Armenians mark genocide remembrance day

MK Eldad: Turkey can’t extort Israel not to recognize massacre since we have no relationship.

Armenian clergy in Jerusalem 370 (photo credit: Ronen Zvulun/Reuters)
Armenian clergy in Jerusalem 370
(photo credit: Ronen Zvulun/Reuters)
Armenians in Jerusalem and around the world marked Armenian Genocide Remembrance Day on Tuesday with ceremonies commemorating Armenians in Turkey who were killed between 1915 and 1923.
A remembrance service was held in the Armenian Patriarchate of Jerusalem in the capital’s Old City on Monday night, and a requiem service and holy mass were conducted in the St. James Cathedral of the Armenian Church on Sunday morning, also in the Old City.
Armenians say that approximately 1.5 million Armenian people living in the eastern Ottoman Empire died during a series of massacres, killings and death marches into the Syrian Desert, perpetrated by the Young Turk regime of the Ottoman Empire.
Modern Turkish governments have however vehemently denied that the killings constituted a genocide and claim that the numbers of Armenians killed were much lower.
On Monday evening, ahead of the commemoration services, Archbishop Aris Shirvanian of the Armenian Patriarchate addressed members of the Yedidya Synagogue in Jerusalem to speak about the events surrounding the genocide and its repercussions on the Armenian people.
“All Armenians stand together and claim justice and reparations,” he told The Jerusalem Post. The Armenian people and the descendants of those killed have pursued recognition of the genocide since 1965, he said.
“Until then, the generation of the survivors who had suffered as children and seen with their own eyes the killings and kidnappings, starvation and tortures were in a period of mourning, but the new generation has sought justice for what was done to the Armenian people during this great crime, the first genocide of the twentieth century.”
Israel has not recognized the killings as genocide, largely due to concerns about possible damage such a move could cause regarding its diplomatic relations with Turkey.
Last year, Knesset Speaker Reuven Rivlin said that he intended to establish an annual parliamentary session to mark the Armenian genocide.
A spokesman for Rivlin told the Post on Tuesday that although no such session has been formally scheduled, in light of Rivlin’s position on the issue it is likely to go ahead in the near future, but did not say if it would happen in the coming Knesset session.

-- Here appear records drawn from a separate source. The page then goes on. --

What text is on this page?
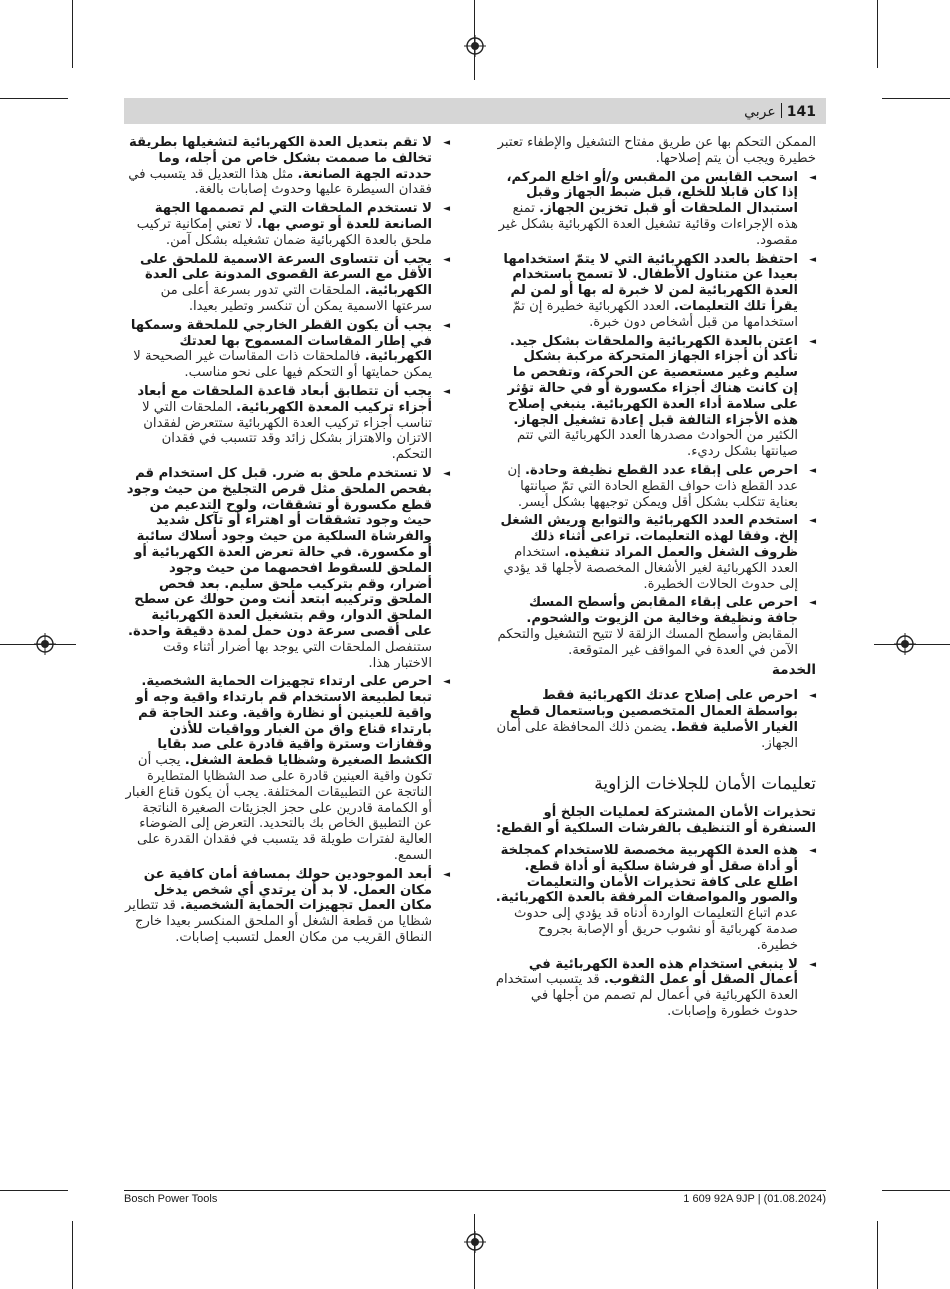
141عربي
الممكن التحكم بها عن طريق مفتاح التشغيل والإطفاء تعتبر خطيرة ويجب أن يتم إصلاحها.
◄ اسحب القابس من المقبس و/أو اخلع المركم، إذا كان قابلا للخلع، قبل ضبط الجهاز وقبل استبدال الملحقات أو قبل تخزين الجهاز. تمنع هذه الإجراءات وقائية تشغيل العدة الكهربائية بشكل غير مقصود.
◄ احتفظ بالعدد الكهربائية التي لا يتمّ استخدامها بعيدا عن متناول الأطفال. لا تسمح باستخدام العدة الكهربائية لمن لا خبرة له بها أو لمن لم يقرأ تلك التعليمات. العدد الكهربائية خطيرة إن تمّ استخدامها من قبل أشخاص دون خبرة.
◄ اعتن بالعدة الكهربائية والملحقات بشكل جيد. تأكد أن أجزاء الجهاز المتحركة مركبة بشكل سليم وغير مستعصية عن الحركة، وتفحص ما إن كانت هناك أجزاء مكسورة أو في حالة تؤثر على سلامة أداء العدة الكهربائية. ينبغي إصلاح هذه الأجزاء التالفة قبل إعادة تشغيل الجهاز. الكثير من الحوادث مصدرها العدد الكهربائية التي تتم صيانتها بشكل رديء.
◄ احرص على إبقاء عدد القطع نظيفة وحادة. إن عدد القطع ذات حواف القطع الحادة التي تمّ صيانتها بعناية تتكلب بشكل أقل ويمكن توجيهها بشكل أيسر.
◄ استخدم العدد الكهربائية والتوابع وريش الشغل إلخ. وفقا لهذه التعليمات. تراعى أثناء ذلك ظروف الشغل والعمل المراد تنفيذه. استخدام العدد الكهربائية لغير الأشغال المخصصة لأجلها قد يؤدي إلى حدوث الحالات الخطيرة.
◄ احرص على إبقاء المقابض وأسطح المسك جافة ونظيفة وخالية من الزيوت والشحوم. المقابض وأسطح المسك الزلقة لا تتيح التشغيل والتحكم الآمن في العدة في المواقف غير المتوقعة.
الخدمة
◄ احرص على إصلاح عدتك الكهربائية فقط بواسطة العمال المتخصصين وباستعمال قطع الغيار الأصلية فقط. يضمن ذلك المحافظة على أمان الجهاز.
تعليمات الأمان للجلاخات الزاوية
تحذيرات الأمان المشتركة لعمليات الجلخ أو السنفرة أو التنظيف بالفرشات السلكية أو القطع:
◄ هذه العدة الكهربية مخصصة للاستخدام كمجلخة أو أداة صقل أو فرشاة سلكية أو أداة قطع. اطلع على كافة تحذيرات الأمان والتعليمات والصور والمواصفات المرفقة بالعدة الكهربائية. عدم اتباع التعليمات الواردة أدناه قد يؤدي إلى حدوث صدمة كهربائية أو نشوب حريق أو الإصابة بجروح خطيرة.
◄ لا ينبغي استخدام هذه العدة الكهربائية في أعمال الصقل أو عمل الثقوب. قد يتسبب استخدام العدة الكهربائية في أعمال لم تصمم من أجلها في حدوث خطورة وإصابات.
◄ لا تقم بتعديل العدة الكهربائية لتشغيلها بطريقة تخالف ما صممت بشكل خاص من أجله، وما حددته الجهة الصانعة. مثل هذا التعديل قد يتسبب في فقدان السيطرة عليها وحدوث إصابات بالغة.
◄ لا تستخدم الملحقات التي لم تصممها الجهة الصانعة للعدة أو توصي بها. لا تعني إمكانية تركيب ملحق بالعدة الكهربائية ضمان تشغيله بشكل آمن.
◄ يجب أن تتساوى السرعة الاسمية للملحق على الأقل مع السرعة القصوى المدونة على العدة الكهربائية. الملحقات التي تدور بسرعة أعلى من سرعتها الاسمية يمكن أن تنكسر وتطير بعيدا.
◄ يجب أن يكون القطر الخارجي للملحقة وسمكها في إطار المقاسات المسموح بها لعدتك الكهربائية. فالملحقات ذات المقاسات غير الصحيحة لا يمكن حمايتها أو التحكم فيها على نحو مناسب.
◄ يجب أن تتطابق أبعاد قاعدة الملحقات مع أبعاد أجزاء تركيب المعدة الكهربائية. الملحقات التي لا تناسب أجزاء تركيب العدة الكهربائية ستتعرض لفقدان الاتزان والاهتزاز بشكل زائد وقد تتسبب في فقدان التحكم.
◄ لا تستخدم ملحق به ضرر. قبل كل استخدام قم بفحص الملحق مثل قرص التجليخ من حيث وجود قطع مكسورة أو تشققات، ولوح التدعيم من حيث وجود تشققات أو اهتراء أو تآكل شديد والفرشاة السلكية من حيث وجود أسلاك سائبة أو مكسورة. في حالة تعرض العدة الكهربائية أو الملحق للسقوط افحصهما من حيث وجود أضرار، وقم بتركيب ملحق سليم. بعد فحص الملحق وتركيبه ابتعد أنت ومن حولك عن سطح الملحق الدوار، وقم بتشغيل العدة الكهربائية على أقصى سرعة دون حمل لمدة دقيقة واحدة. ستنفصل الملحقات التي يوجد بها أضرار أثناء وقت الاختبار هذا.
◄ احرص على ارتداء تجهيزات الحماية الشخصية. تبعا لطبيعة الاستخدام قم بارتداء واقية وجه أو واقية للعينين أو نظارة واقية. وعند الحاجة قم بارتداء قناع واق من الغبار وواقيات للأذن وقفازات وسترة واقية قادرة على صد بقايا الكشط الصغيرة وشظايا قطعة الشغل. يجب أن تكون واقية العينين قادرة على صد الشظايا المتطايرة الناتجة عن التطبيقات المختلفة. يجب أن يكون قناع الغبار أو الكمامة قادرين على حجز الجزيئات الصغيرة الناتجة عن التطبيق الخاص بك بالتحديد. التعرض إلى الضوضاء العالية لفترات طويلة قد يتسبب في فقدان القدرة على السمع.
◄ أبعد الموجودين حولك بمسافة أمان كافية عن مكان العمل. لا بد أن يرتدي أي شخص يدخل مكان العمل تجهيزات الحماية الشخصية. قد تتطاير شظايا من قطعة الشغل أو الملحق المنكسر بعيدا خارج النطاق القريب من مكان العمل لتسبب إصابات.
Bosch Power Tools	1 609 92A 9JP | (01.08.2024)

Stay updated with the latest news!

Subscribe to The Jerusalem Post Newsletter


MK Arye Eldad (National Union), who has made efforts in the Knesset to officially recognize the genocide, said Israeli recognition “is getting closer,” especially following the “breaking of the taboo of even discussing it in the Knesset,” in reference to a session held in the Education Committee in December.
“The issue is extremely important,” Eldad said. “There are those who try to deny the Holocaust and so we demand that people are ethical and recognize that this really happened. So we need to do the same thing for the Armenians who were killed in their hundreds of thousands, at the very least we can do something symbolic and mark the day.”
Regarding the potential for harming relations with Turkey, Eldad commented that any hopes that the Turkish government will become more amenable to Israel in the near future are futile.
Emphasizing that the issue is a “moral and ethical necessity,” Eldad nevertheless argued that, “there are no relations with Turkey at the moment so they can’t extort us with the threat that relations will be downgraded.”
Only 21 countries officially recognize the mass killings as genocide, including Canada, France, Italy and Switzerland, largely due to Turkish political pressure.
In January, France formally passed a law outlawing Armenian genocide denial, which prompted Turkey to recall its ambassador.
Speaking on the issue, Ophir Yarden of the Inter-religious Coordinating Council in Israel, who arranged for Archbishop Shirvanian to speak at the Yedidya Synagogue, labeled Israel’s failure to recognize the genocide a “double standard.”
“The lack of recognition is very painful for the Armenian community,” Yarden said. “As a state in which the Jewish Holocaust is so significant, it is just plain wrong not to recognize suffering and genocide of other people.
“Hitler himself spoke about the failure of the international community to prevent or recognize the Armenian genocide as a reason not to be concerned about carrying out a genocide against the Jews.”
Yarden added that the world still has not learned the lessons of the Holocaust or Armenian genocide, “as we’ve seen similar events in Cambodia, Darfur, and other places since then.”